Star Wars: The Old Republic is looking mighty tired from where I’m sitting. It’s still at least a solid year away from release, so there’s hopefully aspects to the game we haven’t seen yet (with starship combat being the big one,) but what I see is a WoW-model game with Mass Effect-style dialogue and cinematics. Which is cool, as far as it goes, but it’s pretty obvious we’re not getting any significant innovations out of this game. That’s disappointing, especially considering how frustratingly close Star Wars Galaxies came to really fulfilling the potential of an MMO.

That doesn’t mean that SWTOR won’t be good or successful or fun. In fact, I’d be quite surprised if it weren’t all three, and I definitely plan to play it myself. However, BioWare appears to be trapping themselves even deeper in the fatigue/expansion cycle than Blizzard has with WoW, because the content is so elaborately constructed, and without some form of emergent gameplay I think the title’s long-term prospects are mediocre. Hopefully BioWare has surprises up its sleeve.

Guild Wars 2 is the title I’m currently most excited about. Enough that I’m fooling with GW1 again, as noted earlier. Of everything on the horizon it appears to embrace a form of emergent gameplay the most, even if it’s in a somewhat truncated and scripted form.

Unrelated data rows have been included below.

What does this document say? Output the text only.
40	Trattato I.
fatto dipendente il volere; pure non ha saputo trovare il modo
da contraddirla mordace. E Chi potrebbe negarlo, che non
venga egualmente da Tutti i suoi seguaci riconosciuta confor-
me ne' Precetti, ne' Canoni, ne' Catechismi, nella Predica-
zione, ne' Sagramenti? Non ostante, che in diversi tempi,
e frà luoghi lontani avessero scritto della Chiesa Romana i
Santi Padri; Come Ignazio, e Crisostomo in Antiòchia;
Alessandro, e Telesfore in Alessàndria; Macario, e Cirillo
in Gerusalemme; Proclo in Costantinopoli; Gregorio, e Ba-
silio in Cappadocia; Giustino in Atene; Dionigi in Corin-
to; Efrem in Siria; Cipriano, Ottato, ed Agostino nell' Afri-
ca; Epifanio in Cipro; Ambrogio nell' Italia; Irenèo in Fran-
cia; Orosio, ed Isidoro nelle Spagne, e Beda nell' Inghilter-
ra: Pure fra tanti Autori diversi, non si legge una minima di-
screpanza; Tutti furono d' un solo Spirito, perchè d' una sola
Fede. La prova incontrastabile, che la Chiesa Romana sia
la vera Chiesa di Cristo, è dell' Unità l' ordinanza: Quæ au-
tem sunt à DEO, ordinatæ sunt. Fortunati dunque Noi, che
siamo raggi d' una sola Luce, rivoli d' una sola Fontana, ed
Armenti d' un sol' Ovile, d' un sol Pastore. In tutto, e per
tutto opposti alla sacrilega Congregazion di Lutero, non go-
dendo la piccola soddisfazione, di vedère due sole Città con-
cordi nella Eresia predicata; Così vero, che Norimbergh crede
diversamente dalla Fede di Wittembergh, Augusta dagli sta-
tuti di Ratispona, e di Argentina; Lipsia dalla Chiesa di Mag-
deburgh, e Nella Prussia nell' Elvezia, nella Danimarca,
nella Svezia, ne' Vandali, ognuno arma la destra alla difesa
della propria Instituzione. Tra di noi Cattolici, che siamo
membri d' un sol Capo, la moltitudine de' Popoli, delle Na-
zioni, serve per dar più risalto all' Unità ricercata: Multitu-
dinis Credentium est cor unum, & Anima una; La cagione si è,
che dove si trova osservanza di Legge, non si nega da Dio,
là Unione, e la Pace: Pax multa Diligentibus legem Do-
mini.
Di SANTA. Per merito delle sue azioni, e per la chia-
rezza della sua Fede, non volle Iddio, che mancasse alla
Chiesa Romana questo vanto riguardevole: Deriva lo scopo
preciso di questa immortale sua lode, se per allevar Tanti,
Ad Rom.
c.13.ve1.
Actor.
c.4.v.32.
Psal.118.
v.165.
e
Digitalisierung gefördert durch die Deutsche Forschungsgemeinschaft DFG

GW essentially takes Warhammer’s public quests and fixes them by doing two things: letting them scale to the number of player involved and making them the primary engine of character advancement. Then it ups the ante by promising tangible (but either temporary or instanced,) changes to the world resulting from the outcome of those encounters. This looks like a recipe for a type of game experience we really haven’t seen before.

GW2 also gets away from the GW not-really-an-MMO both in the game itself and in the marketing – ArenaNet is embracing the label this time around, by eliminating henchmen/heroes and adding a persistent world to adventure in. I’m a bit disappointed that ArenaNet didn’t follow one of its original ideas (batted around in the initial announcements back in 2007,) of having levels but no cap – that’s something I’d have liked to have seen, and I don’t think it’s impossible, even though no developer has done it yet. My best guess on a release date is late 2011.

Rift: Planes of Telara is the earliest of these four titles in its development, at least judging by appearances, and it’s by far the mostly likely to stall significantly before release. On the plus side it looks to have potential; on the minus it positively screams Vanguard all over again. Assuming development doesn’t fall apart what we might get is something that appeals to the old EQ nostalgia crowd, along with whatever post-EQ gamers with similar leanings it can pick up.

I actually think there’s a market for this. Although such a game is unlikely to be a big hit, a title that’s intelligently budgeted, well-designed and has realistic expectations as to how many subscribers it’s likely to get could stick around for a long while as a modestly successful entry in the market. And as CCP’s example shows, it is possible to build from there. Is Trion the next CCP? Or is Rift the next Vanguard?

Final Fantasy XIV, Dark Millennium and The Secret World are games I’ve no interest in currently, although I think the last has some potential and I’ll be keeping one eye on it. I may check out DC Universe Online for the PS3, but the video I’ve seen of it looks terrible, so I hope to all the gods there’s a demo – otherwise I’ll be passing.

Lastly, there’s the game we know the least about, CCP’s World of Darkness Online. I expect to start seeing some real details on this some time in 2011 – all CCP has confirmed so far is that it’s in development, and I expect that EVE’s Incarna is the major holdup, since WoDO will use the same engine. So we’ll likely see details on both within the same general time frame. In any case, though, I wouldn’t expect a release before 2012 at the earliest, which tempers my enthusiasm in the here and now. Nevertheless, CCP is the company that best understands what an MMO is and should be, and WoDO has the most potential of anything currently in the pipeline.